10. The fiscal position in Kazakhstan is very strong, with a large budget surplus, low public debt, and sizeable public savings. The government therefore has scope to allow the automatic fiscal stabilizers to operate in full, rather than seeking to offset any shortfalls in tax revenue that may occur as a result of the slowing economy. Indeed, measures to increase tax rates or lower expenditures to meet previously set fiscal targets are likely to be counter-productive in the present circumstances, possibly aggravating the slowdown in a procyclical manner. In the event of a sharper-than-expected slowdown in growth, we see scope for a fiscal stimulus package this year, although it is important that this be well-targeted and consistent with development and fiscal reform objectives. For example, if such a package were needed, accelerating spending on transportation infrastructure would provide a short-term stimulus to the economy as well as help to boost productivity in future years.
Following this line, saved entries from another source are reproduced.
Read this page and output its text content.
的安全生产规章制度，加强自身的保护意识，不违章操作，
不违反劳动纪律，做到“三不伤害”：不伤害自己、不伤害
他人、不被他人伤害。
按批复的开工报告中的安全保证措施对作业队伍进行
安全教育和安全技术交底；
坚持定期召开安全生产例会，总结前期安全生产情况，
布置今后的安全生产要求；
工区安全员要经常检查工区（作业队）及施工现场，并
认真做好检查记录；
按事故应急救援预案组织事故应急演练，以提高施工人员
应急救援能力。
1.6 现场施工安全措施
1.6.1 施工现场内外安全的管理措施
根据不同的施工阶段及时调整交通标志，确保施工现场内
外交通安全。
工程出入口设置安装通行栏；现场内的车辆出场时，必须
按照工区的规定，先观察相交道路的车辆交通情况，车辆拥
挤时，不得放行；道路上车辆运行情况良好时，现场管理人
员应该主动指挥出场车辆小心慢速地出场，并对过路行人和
11. The recent sharp rise in food prices in Kazakhstan, and around the world, is rightly a key policy concern. A well-crafted response is needed to mitigate the negative effect on poorer sections of the population, while encouraging increased production of food products in the future. Given the strong fiscal position, there is scope to introduce well-targeted government subsidies to low income households to help offset the higher cost of food. We believe this would be a better response than measures that seek to influence prices, including trade restrictions or trade bans, as these reduce incentives for higher production. Efforts to boost productivity in agriculture and improve distribution systems will also help alleviate price pressures going forward.
12. Lastly, we would like to highlight two other issues. First, the publication of Kazakhstan's first report under the Extractive Industries Transparency Initiative (EITI) initiative is very welcome and represents an important step in further increasing the transparency of revenues received by the government from companies in the oil sector. Second, a draft bill to bring AML/CFT legislation in to line with international best practice is still pending and we would urge its rapid passage.
1 This represents the views of the mission team, not of the IMF, and these views may evolve as the staff assessment presented in the staff report on Kazakhstan is produced.